The evident awkwardness of this comes from the clear and painful revelation that the Harvard admissions offices rates these Asian American students lower as a group on these subjective metrics than it does other minority students. The impact of these second-tier personal ratings must be enormous once one looks at the rates of admission by ethnic group. Harvard admitted for Fall 2018 an undergraduate class that was nearly 16 percent African-American and nearly 23 percent Asian-American. Harvard did not disclose in its motion for summary judgment the differences across groups by boards and grades, but its internal 2013 study concluded that absent special rules its class would contain 43 percent Asian-Americans. Similarly, a 2005 Princeton study showed that Asian Americans need to score 450 points (out of 1600) better on the SAT than African Americans to have an equal chance of being admitted to elite schools like Harvard. The overrepresentation of African American students relative to their share of the total population—nearly 16 percent relative to their 12.1 percentage in the United States—must of necessity rest exclusively on these personal ratings. To be remotely credible in its claim about personal ratings, Harvard explains how they all cut in one direction. But rather than face the music, Harvard would rather attack Asian American students because they score “lower than others on traits like ‘positive personality,’ likeability, courage, kindness, and being ‘widely respected,’” without ever explaining why the admissions committee members who don’t interview any students rate Asian Americans far lower than the alumni members who do conduct interviews.

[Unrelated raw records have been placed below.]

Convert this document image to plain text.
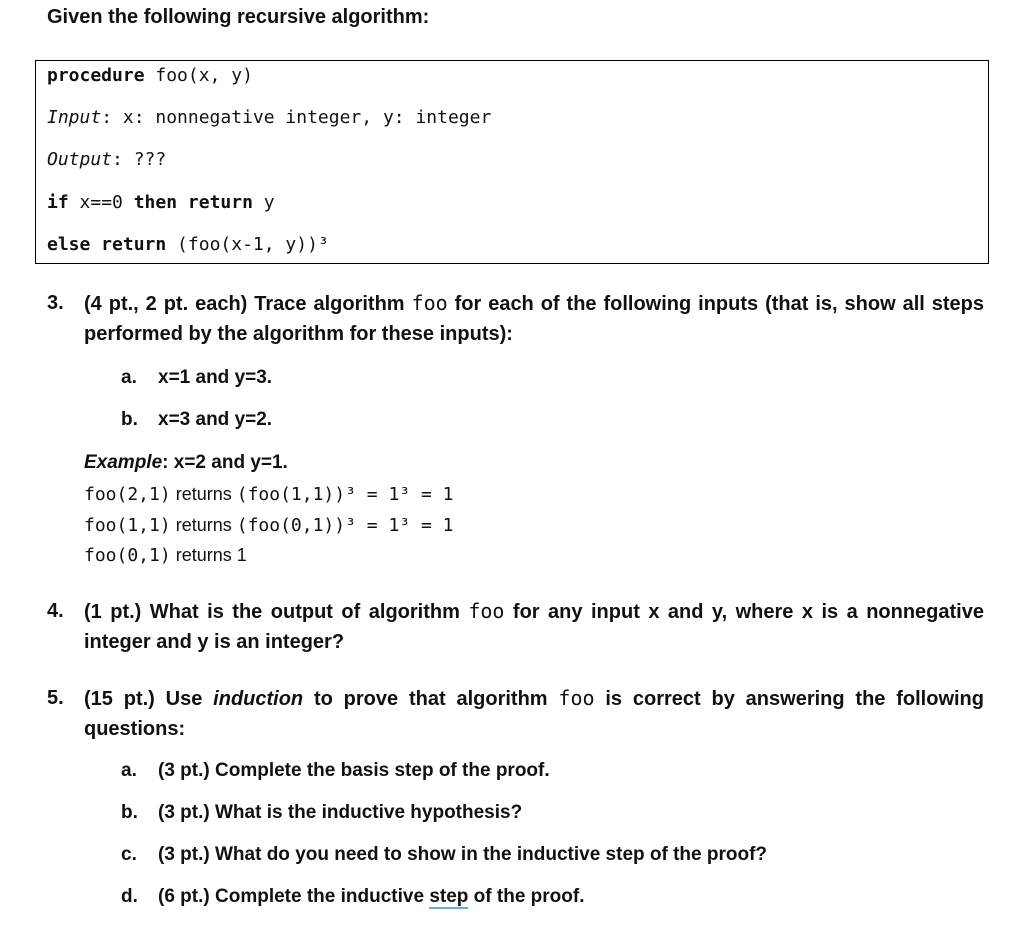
Given the following recursive algorithm:
procedure foo(x, y)
Input: x: nonnegative integer, y: integer
Output: ???
if x==0 then return y
else return (foo(x-1, y))³
3. (4 pt., 2 pt. each) Trace algorithm foo for each of the following inputs (that is, show all steps performed by the algorithm for these inputs):
a. x=1 and y=3.
b. x=3 and y=2.
Example: x=2 and y=1.
foo(2,1) returns (foo(1,1))³ = 1³ = 1
foo(1,1) returns (foo(0,1))³ = 1³ = 1
foo(0,1) returns 1
4. (1 pt.) What is the output of algorithm foo for any input x and y, where x is a nonnegative integer and y is an integer?
5. (15 pt.) Use induction to prove that algorithm foo is correct by answering the following questions:
a. (3 pt.) Complete the basis step of the proof.
b. (3 pt.) What is the inductive hypothesis?
c. (3 pt.) What do you need to show in the inductive step of the proof?
d. (6 pt.) Complete the inductive step of the proof.
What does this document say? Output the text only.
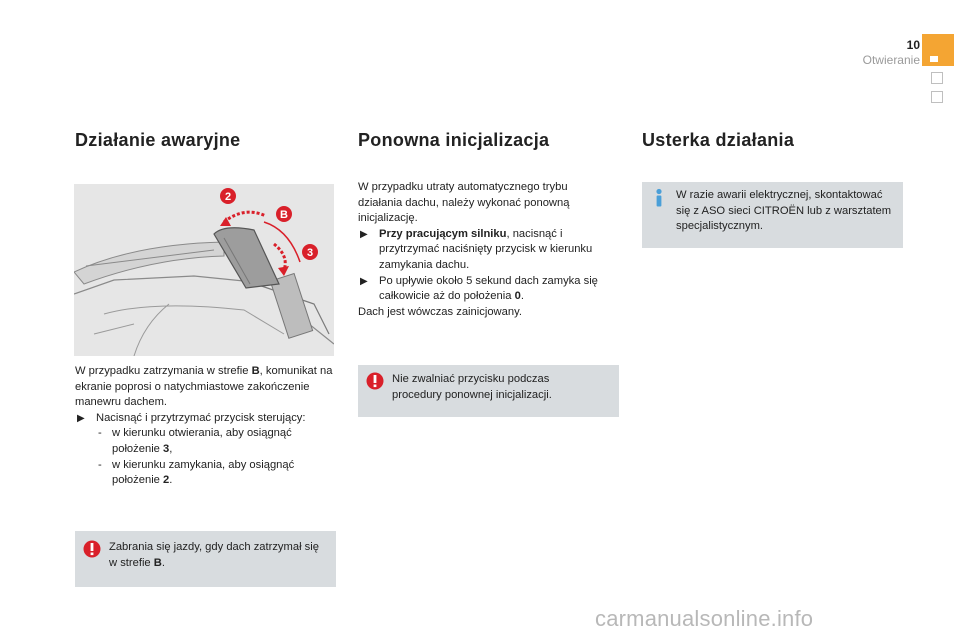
10
Otwieranie
Działanie awaryjne
2
B
3

W przypadku zatrzymania w strefie B, komunikat na ekranie poprosi o natychmiastowe zakończenie manewru dachem.

▶ Nacisnąć i przytrzymać przycisk sterujący:
- w kierunku otwierania, aby osiągnąć położenie 3,
- w kierunku zamykania, aby osiągnąć położenie 2.
Zabrania się jazdy, gdy dach zatrzymał się w strefie B.
Ponowna inicjalizacja

W przypadku utraty automatycznego trybu działania dachu, należy wykonać ponowną inicjalizację.

▶ Przy pracującym silniku, nacisnąć i przytrzymać naciśnięty przycisk w kierunku zamykania dachu.
▶ Po upływie około 5 sekund dach zamyka się całkowicie aż do położenia 0.

Dach jest wówczas zainicjowany.

Nie zwalniać przycisku podczas procedury ponownej inicjalizacji.
Usterka działania
W razie awarii elektrycznej, skontaktować się z ASO sieci CITROËN lub z warsztatem specjalistycznym.
carmanualsonline.info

Harvard’s next maneuver is to challenge the statistical studies that the Students for Fair Admissions presented to show discrimination. These arguments were shredded in an amicus brief by economists versed in statistical techniques.  It is impossible to summarize all the arcane points here, but there are a couple of key points worth mentioning. Harvard tries to explain away these differences by pointing to some “omitted” variable to explain the difference. But the best Harvard can do is point to the large preferences given to applicants who excel in sports or are children of alumni, two groups in which Asian Americans are underrepresented. But admissions for those groups are so much higher than Harvard’s general five-percent admission rate that Harvard cannot plausibly lump together different admission standards to defend itself against charges that it discriminates in its general admissions program.

It is hard to predict whether Harvard will win with its brazen defense. But it should lose under the Title VI standards that it so stoutly supports. Maybe then it will wise up and support politically the sensible alternative: let Harvard do as it will, so long as it is willing to recognize the same rights for other universities.